Les migrants de Birmanie

 

 Photo Marchés d'Asie.

Photo Marchés d’Asie.

Combien sont-ils, les Birmans qui ont quitté leur pays ? On parle de 2 à 4 millions en Thaïlande. La pression politique, les conflits ethniques ou le besoin d’un revenu poussent les Birmans à partir. 

Sur le territoire thaïlandais, une petite partie d’entre eux, Karen et  Karenni, vivent dans les camps de réfugiés, sous la protection des Nations unies. Beaucoup d’autres ont passé la frontière illégalement, se cachent et vivent de petits boulots.

37e rue, de nombreuses agences de recrutement vivent en faisant partir les jeunes qui ont un niveau d’études leur permettant d’avoir un salaire à l’étranger. L’élite du pays, comme les pauvres s’en vont avec la bénédiction du gouvernement…

…C’est d’abord une femme que je rencontre. Elle est fière de m’annoncer le départ de son fils le lendemain, en Malaisie. Il est passé par une agence où elle a déboursé cent mille Kyats, soit environ quatre-vingt dollars, pour un passeport et un contrat de travail ; une fois sur place, l’agence gardera les sept premiers mois de salaire (trois cents dollars par mois environ). S’il tombe malade, il sera renvoyé.

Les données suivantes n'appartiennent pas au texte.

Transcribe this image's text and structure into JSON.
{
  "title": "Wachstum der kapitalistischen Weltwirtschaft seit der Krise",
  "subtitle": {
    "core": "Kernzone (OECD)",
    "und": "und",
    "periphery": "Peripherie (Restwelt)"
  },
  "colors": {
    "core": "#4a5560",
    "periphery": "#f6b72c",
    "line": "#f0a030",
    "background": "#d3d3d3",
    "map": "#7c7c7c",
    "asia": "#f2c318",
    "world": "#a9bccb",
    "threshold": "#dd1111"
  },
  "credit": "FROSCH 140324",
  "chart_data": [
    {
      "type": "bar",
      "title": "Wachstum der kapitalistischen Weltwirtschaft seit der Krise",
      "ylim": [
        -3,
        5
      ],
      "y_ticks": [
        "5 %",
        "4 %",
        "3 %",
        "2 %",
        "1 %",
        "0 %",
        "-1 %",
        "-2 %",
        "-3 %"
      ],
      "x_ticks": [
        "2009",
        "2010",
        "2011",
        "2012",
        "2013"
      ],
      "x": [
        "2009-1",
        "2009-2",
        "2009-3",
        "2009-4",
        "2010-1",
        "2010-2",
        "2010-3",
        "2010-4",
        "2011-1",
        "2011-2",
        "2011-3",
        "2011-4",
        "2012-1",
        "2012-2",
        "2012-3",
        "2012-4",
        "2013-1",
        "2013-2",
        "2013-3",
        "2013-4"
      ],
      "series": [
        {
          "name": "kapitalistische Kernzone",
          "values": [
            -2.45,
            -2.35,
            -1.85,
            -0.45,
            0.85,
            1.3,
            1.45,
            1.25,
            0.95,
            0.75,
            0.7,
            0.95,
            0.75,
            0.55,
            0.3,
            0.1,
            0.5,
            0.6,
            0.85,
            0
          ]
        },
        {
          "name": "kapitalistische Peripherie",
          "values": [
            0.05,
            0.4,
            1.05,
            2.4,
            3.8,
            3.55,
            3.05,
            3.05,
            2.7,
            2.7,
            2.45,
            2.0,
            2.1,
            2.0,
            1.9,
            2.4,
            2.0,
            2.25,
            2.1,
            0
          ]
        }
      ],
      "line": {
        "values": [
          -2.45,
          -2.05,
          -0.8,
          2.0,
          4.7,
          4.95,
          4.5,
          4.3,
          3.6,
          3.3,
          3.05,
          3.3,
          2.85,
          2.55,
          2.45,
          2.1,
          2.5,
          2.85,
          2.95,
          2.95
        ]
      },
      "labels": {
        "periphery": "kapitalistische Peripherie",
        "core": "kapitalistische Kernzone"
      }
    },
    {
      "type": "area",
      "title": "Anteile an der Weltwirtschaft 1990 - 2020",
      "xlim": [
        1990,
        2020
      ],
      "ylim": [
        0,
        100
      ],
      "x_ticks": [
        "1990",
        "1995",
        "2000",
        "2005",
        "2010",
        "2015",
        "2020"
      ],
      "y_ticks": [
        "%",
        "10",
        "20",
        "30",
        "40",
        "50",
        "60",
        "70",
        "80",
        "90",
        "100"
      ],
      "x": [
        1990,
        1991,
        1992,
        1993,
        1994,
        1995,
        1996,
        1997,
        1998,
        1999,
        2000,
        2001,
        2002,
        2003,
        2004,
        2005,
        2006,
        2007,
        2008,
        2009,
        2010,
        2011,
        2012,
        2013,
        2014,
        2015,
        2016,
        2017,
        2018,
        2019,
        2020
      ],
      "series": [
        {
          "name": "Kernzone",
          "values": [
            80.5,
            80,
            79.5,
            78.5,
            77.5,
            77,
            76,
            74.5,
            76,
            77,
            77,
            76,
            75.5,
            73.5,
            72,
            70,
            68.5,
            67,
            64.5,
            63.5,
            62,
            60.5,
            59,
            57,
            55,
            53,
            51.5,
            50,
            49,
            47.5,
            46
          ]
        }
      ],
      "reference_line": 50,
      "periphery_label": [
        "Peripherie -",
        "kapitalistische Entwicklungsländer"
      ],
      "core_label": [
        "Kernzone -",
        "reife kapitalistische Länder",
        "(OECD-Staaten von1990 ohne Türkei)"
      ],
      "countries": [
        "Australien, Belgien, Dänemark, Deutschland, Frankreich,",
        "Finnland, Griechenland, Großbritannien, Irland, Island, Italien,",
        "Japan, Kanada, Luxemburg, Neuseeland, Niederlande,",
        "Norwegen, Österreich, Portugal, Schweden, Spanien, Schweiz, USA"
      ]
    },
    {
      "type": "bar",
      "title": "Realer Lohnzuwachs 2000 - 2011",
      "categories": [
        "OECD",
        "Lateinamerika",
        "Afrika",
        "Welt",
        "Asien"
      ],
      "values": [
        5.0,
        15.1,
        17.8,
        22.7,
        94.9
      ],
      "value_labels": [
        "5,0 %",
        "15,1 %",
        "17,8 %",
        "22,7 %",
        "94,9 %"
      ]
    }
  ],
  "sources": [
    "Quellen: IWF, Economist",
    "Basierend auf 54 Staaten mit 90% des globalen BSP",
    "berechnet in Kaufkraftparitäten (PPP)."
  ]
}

…Puis, c’est un jeune homme qui m’aborde dans une maison de thé. Il est assis à la table à côté ; je le vois hésiter et s’approcher. «Je ne vous dérange pas ?» Il me montre alors l’annonce de Greenway, office du gouvernement, parue dans le journal, pour le recrutement de personnel qualifié pour la Malaisie ; lui est chimiste et contre cinquante mille Kyats, l’agence Greenway lui fournira une lettre de recommandation et un contrat. Il lui faut encore payer le passeport, le voyage… Son contrat de chimiste lui garantit mille deux cents dollars par mois.